Cass. com., 1 juin 2022, n° 20-18.960
COUR DE CASSATION
Arrêt
Cassation
PARTIES
Demandeur :
Etablissements H. Baudet et fils (SAS)
Défendeur :
Claas France (Sasu)
COMPOSITION DE LA JURIDICTION
Président :
Mme Darbois
Rapporteur :
Mme Comte
Avocat général :
Mme Beaudonnet
Avocats :
SCP Duhamel-Rameix-Gury-Maitre, SCP Bauer-Violas, Feschotte-Desbois et Sebagh
Faits et procédure
1. Selon l'arrêt attaqué (Paris, 17 juin 2020), depuis 2004, la société Etablissements H. Baudet et fils (la société Baudet) distribuait le matériel commercialisé par la société Claas France (la société Claas) en vertu de contrats de distribution, qui s'inscrivaient dans une relation commerciale de 56 ans, dans la mesure où la société Class avait succédé à la société Renault agriculture qui collaborait avec la société Baudet.

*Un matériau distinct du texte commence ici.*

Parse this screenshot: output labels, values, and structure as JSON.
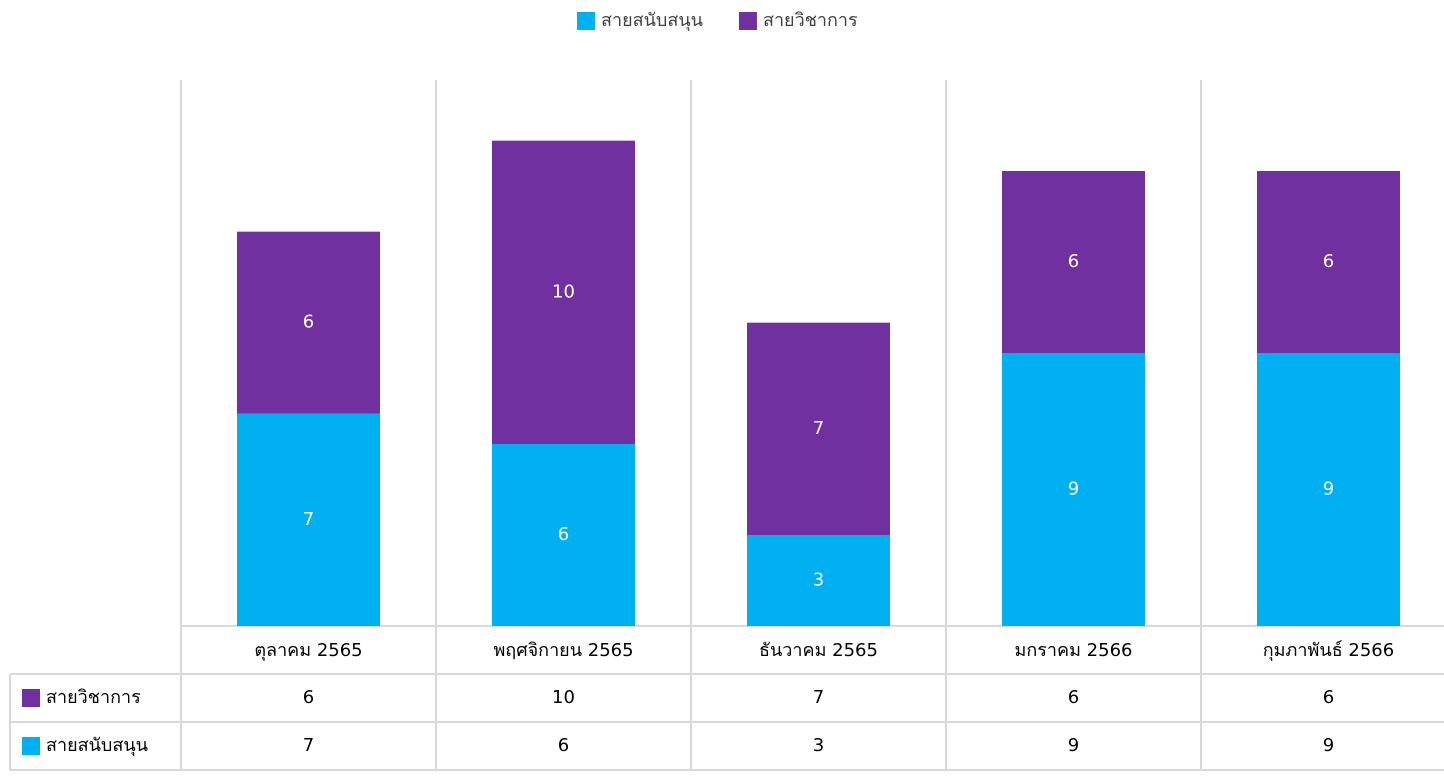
{
  "chart_data": {
    "type": "stacked_bar",
    "categories": [
      "ตุลาคม 2565",
      "พฤศจิกายน 2565",
      "ธันวาคม 2565",
      "มกราคม 2566",
      "กุมภาพันธ์ 2566"
    ],
    "series": [
      {
        "name": "สายสนับสนุน",
        "color": "#00b0f0",
        "values": [
          7,
          6,
          3,
          9,
          9
        ]
      },
      {
        "name": "สายวิชาการ",
        "color": "#7030a0",
        "values": [
          6,
          10,
          7,
          6,
          6
        ]
      }
    ],
    "ylim": [
      0,
      18
    ],
    "legend": "top",
    "data_table": true
  }
}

2. Par lettre du 26 septembre 2014, la société Claas a signifié à la société Baudet sa décision de ne pas lui proposer un nouveau contrat de distribution à compter du 1er octobre 2014, lui accordant un préavis de 18 mois, soit jusqu'au 31 mars 2016, porté ultérieurement à 30 mois, par une lettre du 27 octobre 2015.
3. La société Baudet a mis fin à l'exécution du préavis par lettre du 29 octobre 2015.
4. Reprochant à la société Claas une rupture brutale de leur relation commerciale établie, la société Baudet l'a assignée en réparation de ses préjudices.
Sur le moyen, pris en sa première branche
Enoncé du moyen
5. La société Baudet fait grief à l'arrêt de rejeter ses demandes tendant à voir juger que la société Claas aurait dû lui consentir un préavis d'une durée de 36 mois et à la voir condamnée à lui verser une indemnité d'un montant de 618 300 euros en réparation du préjudice subi, alors « qu'en cas de rupture d'une relation commerciale établie, le délai du préavis suffisant s'apprécie en tenant compte de la durée de la relation commerciale et des autres circonstances au moment de la notification de la rupture ; qu'en jugeant que le préavis de rupture d'une durée de 18 mois accordé par la société Claas était suffisant dès lors que la société Baudet avait unilatéralement décidé de ne pas accepter la prorogation proposée par la société Claas, la cour d'appel, qui a statué au regard d'une circonstance postérieure à la notification de la rupture, a violé l'article L. 442-6 I. 5 ancien du code de commerce, dans sa rédaction applicable au litige. »
Réponse de la Cour
Vu l'article L. 442-6, I, 5° du code de commerce, dans sa rédaction issue de la loi n° 2001-420 du 15 mai 2001 :
6. Il résulte de ce texte que le délai du préavis suffisant s'apprécie en tenant compte de la durée de la relation commerciale et des autres circonstances au moment de la notification de la rupture.
7. Pour rejeter la demande, la cour d'appel a retenu que la société Baudet ne pouvait prétendre à réparation pour 18 mois de préavis manquants dès lors qu'elle a unilatéralement décidé de mettre fin à ce préavis, rendant impossible la prolongation à 30 mois que la société Claas lui avait accordée dès le 27 octobre 2015.
8. En statuant ainsi, en se fondant sur une circonstance postérieure à la notification de la rupture et sans fixer, hors cette circonstance, la durée de préavis à laquelle la société Baudet pouvait prétendre, notamment, au regard de l'ancienneté de la relation commerciale, la cour d'appel a violé le texte susvisé.
PAR CES MOTIFS, et sans qu'il y ait lieu de statuer sur les autres griefs, la Cour :
CASSE ET ANNULE, en toutes ses dispositions, l'arrêt rendu le 17 juin 2020, entre les parties, par la cour d'appel de Paris ;
Remet l'affaire et les parties dans l'état où elles se trouvaient avant cet arrêt et les renvoie devant la cour d'appel de Paris autrement composée.